Jack Baker, Brody Sterner and Tristan Hohnholt - students in the program at Guernsey-Sunrise High School

Jumpstarting The Future

By Stephanie Wilson
Guernsey Gazette

When high school students at Guernsey High School were approached about the opportunity to acquire CDL licenses through the Commercial Drivers’ License (CDL) program at Eastern Wyoming College (EWC), three seniors jumped at the chance. To sweeten the deal, Guernsey High School is footing the bill. According to class descriptions at EWC, the course prepares students 18 years old or older to take the state required CDL test. The class is designed primarily for the energy service industry, and on-and-off-highway terrains are used during the physical training modules. Late model tractors, loaded trailers, tankers, and high center point-of-gravity loads may also be used during training. Simulation modules are also used to replicate dangerous, expensive or hard-to-duplicate real-life scenarios. When the student has completed the course, the student can then arrange to take the Department of Transportation (DOT) test and acquire their CDL. This 5 credit class is part of EWC’s Workforce Development Center.

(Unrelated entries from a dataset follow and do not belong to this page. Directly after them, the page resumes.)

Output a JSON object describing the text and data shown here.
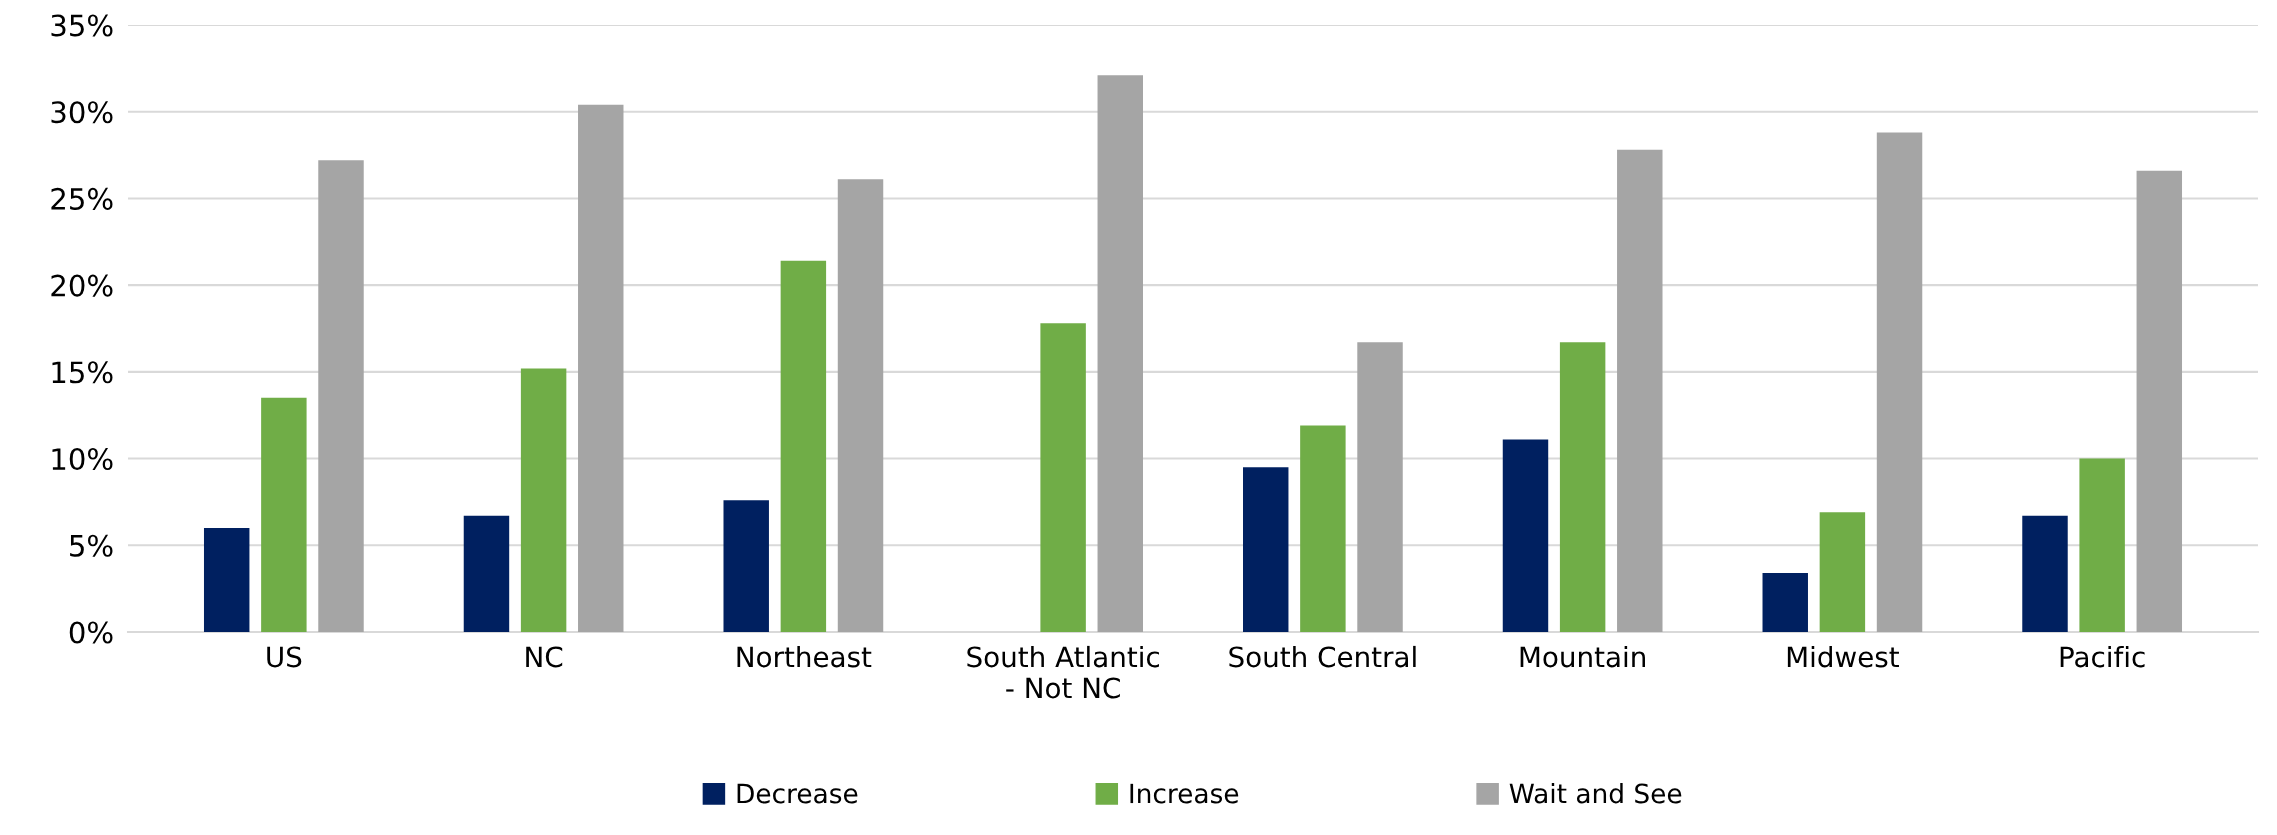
{
  "chart_data": {
    "type": "bar",
    "categories": [
      "US",
      "NC",
      "Northeast",
      "South Atlantic\n- Not NC",
      "South Central",
      "Mountain",
      "Midwest",
      "Pacific"
    ],
    "series": [
      {
        "name": "Decrease",
        "color": "#002060",
        "values": [
          6.0,
          6.7,
          7.6,
          0,
          9.5,
          11.1,
          3.4,
          6.7
        ]
      },
      {
        "name": "Increase",
        "color": "#70ad47",
        "values": [
          13.5,
          15.2,
          21.4,
          17.8,
          11.9,
          16.7,
          6.9,
          10.0
        ]
      },
      {
        "name": "Wait and See",
        "color": "#a5a5a5",
        "values": [
          27.2,
          30.4,
          26.1,
          32.1,
          16.7,
          27.8,
          28.8,
          26.6
        ]
      }
    ],
    "ylim": [
      0,
      35
    ],
    "yticks": [
      {
        "value": 0,
        "label": "0%"
      },
      {
        "value": 5,
        "label": "5%"
      },
      {
        "value": 10,
        "label": "10%"
      },
      {
        "value": 15,
        "label": "15%"
      },
      {
        "value": 20,
        "label": "20%"
      },
      {
        "value": 25,
        "label": "25%"
      },
      {
        "value": 30,
        "label": "30%"
      },
      {
        "value": 35,
        "label": "35%"
      }
    ],
    "grid": "y",
    "legend": "bottom"
  }
}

Guernsey seniors Tristan Hohnholt, Jack Baker, and Brody Sterner all have different reasons for acquiring their CDL.

“Our principal Mrs. Sisson approached our class and asked if anyone was interested in the program,”
Hohnholt said. “I’m really interested in starting my own trucking business; to be able to buy and own my own trucks and to hire my own drivers.” Hohnholt will have a jumpstart on this objective as he faces the end of his high school career and enters the secondary education and working world.

Sterner explained “I’ve always been interested in the big vehicles. The CDL is a useful license. Plus, it looks good on a resume,” Sterner added.

“I have been planning on taking the CDL training for a hot minute,” Jack Baker said. “I plan to go to school to be a diesel mechanic. It will be helpful to know how the big vehicles work and understand how they run.” Baker also explained that a diesel mechanic would work on any vehicle from one-ton trucks to commercial semis, such as a Freightliner® rig. “I could potentially even work on larger mining rigs,” he added. “I’m thinking about going to Sheridan or WYOTECH in Laramie.”

Holholdt explained that they recently toured the WYOTECH facility in Laramie. “It was a pretty sweet deal.”

A physical exam, required by the DOT, and learner’s permit are required for taking the CDL classes, which are split into online modules, virtual-training modules, and final physical drivers’ training. The physical driving portion takes place in Torrington at EWC. The young men attend the online portion of the training during school hours, and must complete 12 hours of training, which includes the virtual driving modules. “We have 49 days to complete the training. Ideally, we complete one module per day for 49 days, but it is possible to finish more than one module per day,” Hohnholt said.

“The classes are so in-depth,” Baker added. “They cover every scenario. There is a written test at the end of each module, and there are interactive components.” Another benefit is that these students will be many steps ahead of the curve without incurring debt.

Sterner explained that while they drive on their learner’s permits, they cannot haul hazardous materials. “When you are below 21 and have a CDL you can only drive within your state,” he said. “Once you are 21 you can drive all over the country.” Some restrictions are due to insurance, but also due to the age of the licensed driver.

Hohnholt, Baker, and Sterner will continue online training until March. Their 50 hours of hands-on driving will commence once the online modules have been completed and passed.